Es por esta razón que los inspirados autores del Nuevo Testamento en general, ─y el apóstol Pablo en particular, aunque no con exclusividad─, se refieren a la vida cristiana de manera reiterada en términos beligerantes, con un propósito y una estrategia de lucha bien planificada y con armas especialmente adaptadas a la naturaleza del conflicto: “Así que yo no corro como quien no tiene meta; no lucho como quien da golpes al aire” (1 Corintios 9:26); “pues aunque vivimos en el mundo, no libramos batallas como lo hace el mundo. Las armas con que luchamos no son del mundo, sino que tienen el poder divino para derribar fortalezas. Destruimos argumentos y toda altivez que se levanta contra el conocimiento de Dios, y llevamos cautivo todo pensamiento para que se someta a Cristo” (2 Corintios 10:3-5); “Timoteo, hijo mío, te doy este encargo porque tengo en cuenta las profecías que antes se hicieron acerca de ti.

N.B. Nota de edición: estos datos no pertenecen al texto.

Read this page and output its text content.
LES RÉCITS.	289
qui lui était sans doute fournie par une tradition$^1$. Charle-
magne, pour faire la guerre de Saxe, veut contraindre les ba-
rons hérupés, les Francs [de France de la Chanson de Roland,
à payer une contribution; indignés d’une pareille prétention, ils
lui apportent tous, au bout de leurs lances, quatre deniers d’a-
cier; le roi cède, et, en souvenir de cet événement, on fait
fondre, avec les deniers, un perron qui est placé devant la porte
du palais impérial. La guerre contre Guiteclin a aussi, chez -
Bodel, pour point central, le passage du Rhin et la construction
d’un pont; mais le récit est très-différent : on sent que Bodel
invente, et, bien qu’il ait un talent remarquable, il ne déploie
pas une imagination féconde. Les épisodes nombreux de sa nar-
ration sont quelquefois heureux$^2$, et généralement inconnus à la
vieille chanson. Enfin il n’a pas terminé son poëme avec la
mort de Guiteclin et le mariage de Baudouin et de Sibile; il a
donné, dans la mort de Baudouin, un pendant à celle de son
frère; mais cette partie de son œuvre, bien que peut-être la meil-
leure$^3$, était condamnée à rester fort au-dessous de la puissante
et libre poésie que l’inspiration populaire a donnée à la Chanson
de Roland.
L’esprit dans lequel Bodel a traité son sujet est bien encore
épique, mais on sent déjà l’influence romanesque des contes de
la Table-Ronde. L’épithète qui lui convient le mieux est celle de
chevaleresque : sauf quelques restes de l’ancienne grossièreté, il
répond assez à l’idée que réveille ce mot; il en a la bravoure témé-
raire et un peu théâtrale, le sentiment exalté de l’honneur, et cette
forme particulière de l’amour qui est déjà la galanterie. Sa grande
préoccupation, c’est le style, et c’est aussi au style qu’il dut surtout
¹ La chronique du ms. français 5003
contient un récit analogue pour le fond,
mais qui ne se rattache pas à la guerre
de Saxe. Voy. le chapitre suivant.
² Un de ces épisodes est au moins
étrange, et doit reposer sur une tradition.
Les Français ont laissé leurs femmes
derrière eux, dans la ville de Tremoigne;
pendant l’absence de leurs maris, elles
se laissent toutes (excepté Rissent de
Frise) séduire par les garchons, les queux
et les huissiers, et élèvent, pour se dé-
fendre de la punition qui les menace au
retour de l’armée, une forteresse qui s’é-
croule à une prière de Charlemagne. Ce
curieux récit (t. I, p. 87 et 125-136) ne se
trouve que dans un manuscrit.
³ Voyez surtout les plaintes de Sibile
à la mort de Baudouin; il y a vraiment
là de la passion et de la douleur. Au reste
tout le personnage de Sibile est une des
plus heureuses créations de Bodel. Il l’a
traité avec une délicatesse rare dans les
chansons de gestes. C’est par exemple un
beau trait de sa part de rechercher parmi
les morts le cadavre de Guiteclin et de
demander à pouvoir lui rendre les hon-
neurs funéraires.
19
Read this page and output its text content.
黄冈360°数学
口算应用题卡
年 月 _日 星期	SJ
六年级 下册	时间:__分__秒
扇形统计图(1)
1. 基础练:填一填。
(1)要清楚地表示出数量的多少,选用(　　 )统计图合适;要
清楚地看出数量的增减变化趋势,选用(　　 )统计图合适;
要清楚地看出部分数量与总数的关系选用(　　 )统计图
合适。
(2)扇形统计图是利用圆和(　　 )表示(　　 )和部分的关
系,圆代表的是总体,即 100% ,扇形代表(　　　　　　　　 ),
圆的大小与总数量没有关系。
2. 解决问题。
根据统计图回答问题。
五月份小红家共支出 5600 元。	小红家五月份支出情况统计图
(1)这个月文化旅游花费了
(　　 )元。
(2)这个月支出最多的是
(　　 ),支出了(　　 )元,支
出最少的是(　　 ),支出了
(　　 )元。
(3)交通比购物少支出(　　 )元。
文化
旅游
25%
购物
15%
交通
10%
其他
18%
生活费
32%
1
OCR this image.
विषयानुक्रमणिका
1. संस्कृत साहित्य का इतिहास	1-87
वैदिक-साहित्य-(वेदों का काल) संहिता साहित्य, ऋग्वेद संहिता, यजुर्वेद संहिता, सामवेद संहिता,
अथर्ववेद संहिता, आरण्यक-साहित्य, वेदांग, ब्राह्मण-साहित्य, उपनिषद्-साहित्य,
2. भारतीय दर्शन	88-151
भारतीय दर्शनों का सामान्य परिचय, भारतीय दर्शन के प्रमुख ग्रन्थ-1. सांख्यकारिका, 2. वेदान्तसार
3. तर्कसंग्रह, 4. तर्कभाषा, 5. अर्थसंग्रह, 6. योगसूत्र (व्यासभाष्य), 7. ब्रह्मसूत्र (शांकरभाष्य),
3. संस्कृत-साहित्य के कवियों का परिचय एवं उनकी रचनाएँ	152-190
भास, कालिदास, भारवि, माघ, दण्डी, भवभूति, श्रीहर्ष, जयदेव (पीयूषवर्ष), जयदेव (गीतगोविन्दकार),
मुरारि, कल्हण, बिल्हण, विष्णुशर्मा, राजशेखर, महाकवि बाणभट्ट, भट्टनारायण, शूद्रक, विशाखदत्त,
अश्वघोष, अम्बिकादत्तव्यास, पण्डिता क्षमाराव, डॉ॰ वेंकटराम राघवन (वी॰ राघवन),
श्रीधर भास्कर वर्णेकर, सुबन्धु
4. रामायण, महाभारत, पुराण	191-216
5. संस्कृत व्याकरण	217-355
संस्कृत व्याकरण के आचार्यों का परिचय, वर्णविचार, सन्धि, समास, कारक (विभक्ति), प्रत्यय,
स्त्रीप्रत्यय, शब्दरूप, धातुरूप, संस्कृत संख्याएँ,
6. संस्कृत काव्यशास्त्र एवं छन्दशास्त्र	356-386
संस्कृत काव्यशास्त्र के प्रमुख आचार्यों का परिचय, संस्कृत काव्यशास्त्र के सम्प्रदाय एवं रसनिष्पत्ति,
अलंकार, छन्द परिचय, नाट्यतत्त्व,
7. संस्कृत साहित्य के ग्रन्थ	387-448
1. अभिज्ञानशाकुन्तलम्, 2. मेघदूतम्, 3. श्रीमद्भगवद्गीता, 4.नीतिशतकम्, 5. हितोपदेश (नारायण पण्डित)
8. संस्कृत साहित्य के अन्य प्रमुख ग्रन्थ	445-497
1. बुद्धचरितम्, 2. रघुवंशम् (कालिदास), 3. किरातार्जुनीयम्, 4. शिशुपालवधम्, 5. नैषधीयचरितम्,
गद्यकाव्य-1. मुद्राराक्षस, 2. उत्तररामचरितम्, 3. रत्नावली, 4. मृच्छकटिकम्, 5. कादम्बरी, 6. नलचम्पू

Deseo que, apoyado en ellas, pelees la buena batalla” (1 Timoteo 1:18); describiendo a los creyentes como soldados de Cristo: “Comparte nuestros sufrimientos, como buen soldado de Cristo Jesús. Ningún soldado que quiera agradar a su superior se enreda en cuestiones civiles” (2 Timoteo 2:3-4), y resumiendo su propio ministerio con estas palabras: “He peleado la buena batalla…” (2 Timoteo 4:7), exhortándonos a hacerlo de la misma manera: “Pelea la buena batalla de la fe; haz tuya la vida eterna” (1 Timoteo 6:12), como lo reitera también Judas en el concluyente y puntual encabezado de la epístola que lleva su nombre: “Queridos hermanos, he deseado intensamente escribirles acerca de la salvación que tenemos en común, y ahora siento la necesidad de hacerlo para rogarles que sigan luchando vigorosamente por la fe encomendada una vez por todas a los santos” (Judas 1:3). Este es, pues, un rasgo esencial de la vida cristiana que debemos honrar, preparándonos para ello con conocimiento de causa.